Hal itu dianggap sebagai skandal dan yang bertanggung jawab adalah 25 anggota DPRD periode tersebut bersama pemerintah daerah. Sebab perubahan atas perda tersebut untuk mengakomodir PT BIS merupakan kesepakatan antara pemerintah dan DPRD.
Dampak dari perubahan tata ruang dan masuknya tambang sudah mulai kelihatan sejak tahun 2011, di antaranya terjadi banyak penutupan aliran sungai, perambahan hutan, dan masalah lingkungan lainnya. Kata Erwin, saat ini yang paling terasa adalah bencana banjir di wilayah hilir (Kecamatan Bungi).
Kasus Mandek di Polda
Laporan masuk di polda yakni atas nama Erwin Usman selaku Direktur LBH Buton Raya dan Hartono selaku Direktur Walhi Sultra pada 8 Agustus 2011. Laporan itu ditangani oleh Hotlank Damanik yang saat itu menjabat Kasubdit II Tipiter Ditreskrimsus Polda Sultra. Hotlank di kemudian hari menjadi Kapolres Wakatobi.
Yang dianggap bertanggung jawab atau terlibat dalam kasus tersebut adalah Pemerintah Kota Baubau termasuk Wali Kota Amirul Tamim, 25 anggota DPRD Baubau periode tersebut, dan pihak PT BIS.
Pada 30 September 2011 Polda Sultra melalui Direktur Reskrimsus Kombes Pol Nurfallah melayangkan surat balasan kepada Direktur Walhi.

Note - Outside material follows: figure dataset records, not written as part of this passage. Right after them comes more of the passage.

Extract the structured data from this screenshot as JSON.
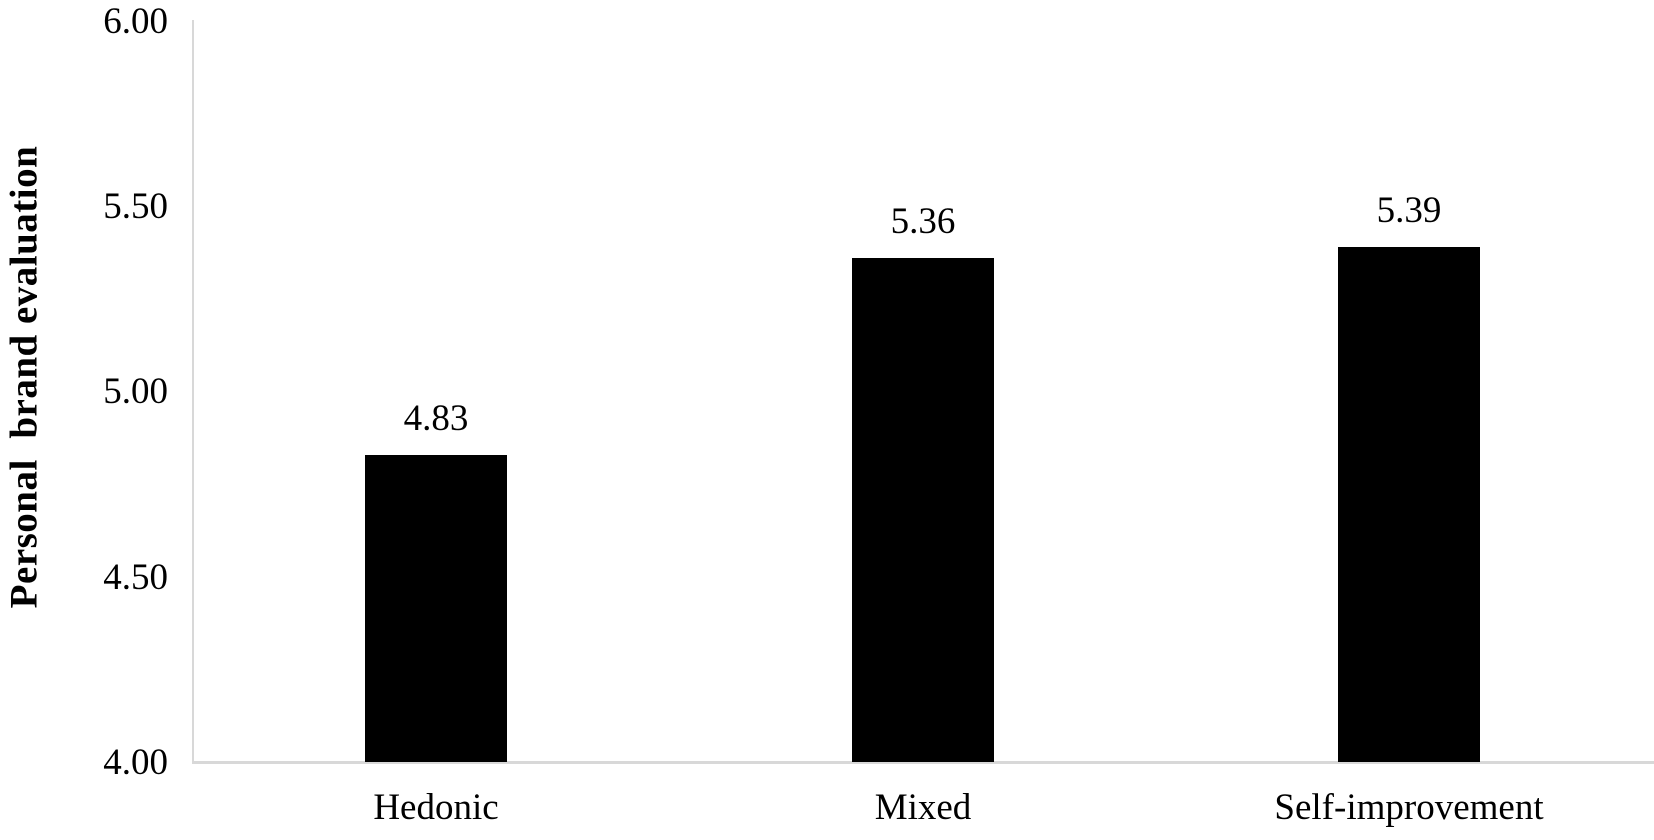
{
  "chart_data": {
    "type": "bar",
    "title": "",
    "ylabel": "Personal  brand evaluation",
    "xlabel": "",
    "categories": [
      "Hedonic",
      "Mixed",
      "Self-improvement"
    ],
    "values": [
      4.83,
      5.36,
      5.39
    ],
    "value_labels": [
      "4.83",
      "5.36",
      "5.39"
    ],
    "ytick_labels": [
      "6.00",
      "5.50",
      "5.00",
      "4.50",
      "4.00"
    ],
    "yticks": [
      6.0,
      5.5,
      5.0,
      4.5,
      4.0
    ],
    "ylim": [
      4.0,
      6.0
    ],
    "grid": false,
    "legend_position": "none",
    "colors": {
      "bar": "#000000",
      "axis_line": "#d8d8d8",
      "text": "#000000",
      "background": "#ffffff"
    }
  }
}
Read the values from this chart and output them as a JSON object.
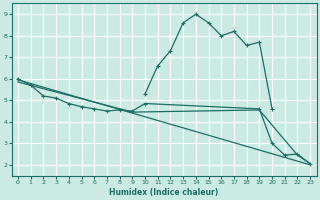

Balasan itu intinya pada poin F, Polda menyatakan bahwa IUP PT BIS di Kecamatan Sorawolio Baubau diduga masuk dalam kawasan untuk itu perlu pendalaman lidik dan berkoordinasi dengan Dinas Kehutanan Provinsi dan Balai Inventarisasi dan Perpetaan Hutan (BIPHUT) Provinsi Sultra.
“Namun tidak dilakukan (pendalaman lidik). Kita berkali-berkali menyurat, ada puluhan kali LBH menyurat dan ada tanda terimanya namun tetap tidak ada perkembangan,” ujar Erwin yang juga Anggota Walhi pusat.
Direktur Eksekutif LBH Buton Raya saat ini, La Ode Syarifuddin mengatakan, Rabu (11/4/2018) hari ini pihaknya akan kembali datang ke Polda. Mereka akan meminta Surat Pemberitahuan Perkembangan Hasil Penyelidikan (SP2HP) tentang laporan (yang masuk 2011) terkait tindak pidana korupsi kehutanan dan ilegal mining PT BIS.
“Permintaan SP2HP ini adalah adalah permintaan untuk yang ketiga kalinya, namun hingga hari ini sejak dilaporkan oleh LBH Buton Raya sudah kurang lebih 7 tahun Polda Sultra belum menyampaikan perkembangan secara resmi atas laporan kasus tersebut,” ujar Syarifuddin.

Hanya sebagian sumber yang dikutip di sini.